The threats Conrad’s characters face are genuine but never really are developed to fruition. Heart of Darkness demonstrates the typical theme of Modernism- that of alienation and confusion. All these cast “profound doubt” on the main theme of the novel- the Imperial project, further shattering beliefs and perspectives common to the age.

Virginia Woolf portrays her characters as “thinking individuals”, emphasizing the unconscious rather than the external material world.The plot is not sequential, but more about a group of incidents (related or unrelated) and their effect on the individual. For example, In Mrs. Dalloway Woolf uses the ‘stream of consciousness’ style of writing.

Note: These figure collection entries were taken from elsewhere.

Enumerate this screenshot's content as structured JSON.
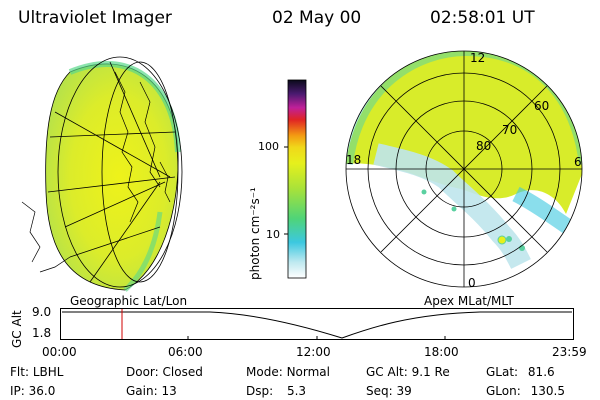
{
  "header": {
    "instrument": "Ultraviolet Imager",
    "date": "02 May 00",
    "time": "02:58:01 UT"
  },
  "colorbar": {
    "unit_label": "photon cm⁻²s⁻¹",
    "ticks": [
      "100",
      "10"
    ]
  },
  "left_panel": {
    "label": "Geographic Lat/Lon"
  },
  "right_panel": {
    "label": "Apex MLat/MLT",
    "hour_labels": [
      "12",
      "18",
      "6",
      "0"
    ],
    "lat_labels": [
      "60",
      "70",
      "80"
    ]
  },
  "timeline": {
    "ylabel": "GC Alt",
    "yticks": [
      "9.0",
      "1.8"
    ],
    "xticks": [
      "00:00",
      "06:00",
      "12:00",
      "18:00",
      "23:59"
    ]
  },
  "footer": {
    "row1": [
      {
        "label": "Flt:",
        "value": "LBHL"
      },
      {
        "label": "Door:",
        "value": "Closed"
      },
      {
        "label": "Mode:",
        "value": "Normal"
      },
      {
        "label": "GC Alt:",
        "value": "9.1 Re"
      },
      {
        "label": "GLat:",
        "value": "81.6"
      }
    ],
    "row2": [
      {
        "label": "IP:",
        "value": "36.0"
      },
      {
        "label": "Gain:",
        "value": "13"
      },
      {
        "label": "Dsp:",
        "value": "5.3"
      },
      {
        "label": "Seq:",
        "value": "39"
      },
      {
        "label": "GLon:",
        "value": "130.5"
      }
    ]
  }
}
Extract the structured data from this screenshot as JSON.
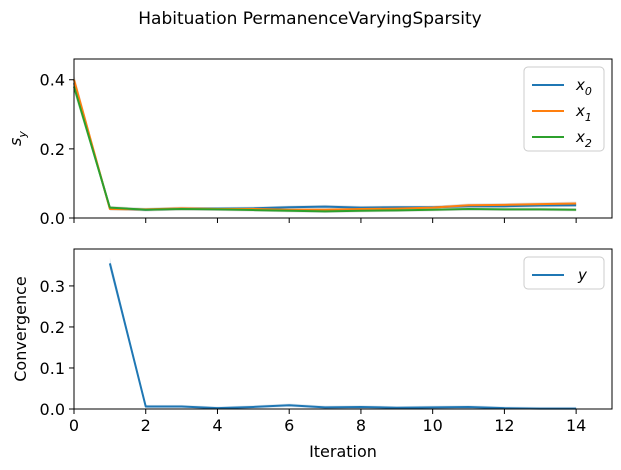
{
  "figure": {
    "title": "Habituation PermanenceVaryingSparsity"
  },
  "chart_data": [
    {
      "type": "line",
      "panel": "top",
      "title": "",
      "xlabel": "",
      "ylabel_base": "s",
      "ylabel_sub": "y",
      "xlim": [
        0,
        15
      ],
      "ylim": [
        0,
        0.46
      ],
      "xticks": [
        0,
        2,
        4,
        6,
        8,
        10,
        12,
        14
      ],
      "xtick_labels_visible": false,
      "yticks": [
        0.0,
        0.2,
        0.4
      ],
      "ytick_labels": [
        "0.0",
        "0.2",
        "0.4"
      ],
      "legend_position": "top-right",
      "x": [
        0,
        1,
        2,
        3,
        4,
        5,
        6,
        7,
        8,
        9,
        10,
        11,
        12,
        13,
        14
      ],
      "series": [
        {
          "name_base": "x",
          "name_sub": "0",
          "color": "#1f77b4",
          "values": [
            0.39,
            0.028,
            0.024,
            0.027,
            0.027,
            0.028,
            0.031,
            0.033,
            0.03,
            0.031,
            0.031,
            0.034,
            0.034,
            0.036,
            0.037
          ]
        },
        {
          "name_base": "x",
          "name_sub": "1",
          "color": "#ff7f0e",
          "values": [
            0.4,
            0.026,
            0.025,
            0.028,
            0.026,
            0.026,
            0.024,
            0.024,
            0.026,
            0.027,
            0.03,
            0.037,
            0.038,
            0.04,
            0.042
          ]
        },
        {
          "name_base": "x",
          "name_sub": "2",
          "color": "#2ca02c",
          "values": [
            0.38,
            0.03,
            0.024,
            0.026,
            0.025,
            0.023,
            0.021,
            0.019,
            0.021,
            0.022,
            0.024,
            0.026,
            0.025,
            0.025,
            0.024
          ]
        }
      ],
      "band_color": "#c8c8c8"
    },
    {
      "type": "line",
      "panel": "bottom",
      "title": "",
      "xlabel": "Iteration",
      "ylabel": "Convergence",
      "xlim": [
        0,
        15
      ],
      "ylim": [
        0,
        0.39
      ],
      "xticks": [
        0,
        2,
        4,
        6,
        8,
        10,
        12,
        14
      ],
      "xtick_labels": [
        "0",
        "2",
        "4",
        "6",
        "8",
        "10",
        "12",
        "14"
      ],
      "yticks": [
        0.0,
        0.1,
        0.2,
        0.3
      ],
      "ytick_labels": [
        "0.0",
        "0.1",
        "0.2",
        "0.3"
      ],
      "legend_position": "top-right",
      "x": [
        1,
        2,
        3,
        4,
        5,
        6,
        7,
        8,
        9,
        10,
        11,
        12,
        13,
        14
      ],
      "series": [
        {
          "name": "y",
          "color": "#1f77b4",
          "values": [
            0.355,
            0.006,
            0.006,
            0.002,
            0.005,
            0.009,
            0.004,
            0.005,
            0.003,
            0.004,
            0.005,
            0.002,
            0.001,
            0.001
          ]
        }
      ],
      "band_color": "#c8d8e8"
    }
  ]
}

In the novel, Clarissa is arranging a party for her husband. Woolf however creates psychological binaries in her characters. Clarissa is also regretting her rejection of Peter Walsh before her marriage to Richard Dalloway. So on one level she is conforming to the patriarchal framework and fulfilling her duties as a good wife, and on another level she is in love with someone else.This confusion creates a characteristic ‘modern’ binary that leaves the reader wondering who is the “real Clarissa”? Eliot too, uses the “stream of consciousness” technique in his poetry.

In his landmark poem “The Love Song of J. Alfred Prufrock”, Eliot follows the thoughts of Prufrock, a man lamenting his life’s inertia. Eliot’s poetics also dictate that a piece of writing is only of any worth when it has “historical sense”. Eliot strongly believed that one should be heavily influenced by the past and not merely seek to imitate it, but add new meaning to it.The epigraph of Prufrock and other observations is taken from Dante’s Divine Comedy and is dedicated to his friend Jean Verdenal.

The epigraph is a dialogue of praise between two spirits, Statius and Virgil. In a sense, Eliot is creating a spirit persona for himself, though he was not yet dead. In this way, he creates an “impersonal identity”. At the same time he gives “new meaning” to Dante. All these demonstrate how Eliot embodied the true meaning of the Modern as one understands it today. In conclusion , I belive that Modernism should not be viewed in isolation of the conditions that caused its presence.

All the sociological, scientific, and hisotrical events that led up to the movement are important to understand when one truly places each modernist writer in their respective “historical” senses. It became impossible to identify one single truth. Like Blake, who didn’t believe in a “one single truth” and believed in the presence of Binaries, the age too was set in a similar confusion. To understand this particular movement one needs to appreciate that it was not only a shift in society and vis a vis representation of art, but also on a much deeper level, a shift in the understanding of the meaning of art itself.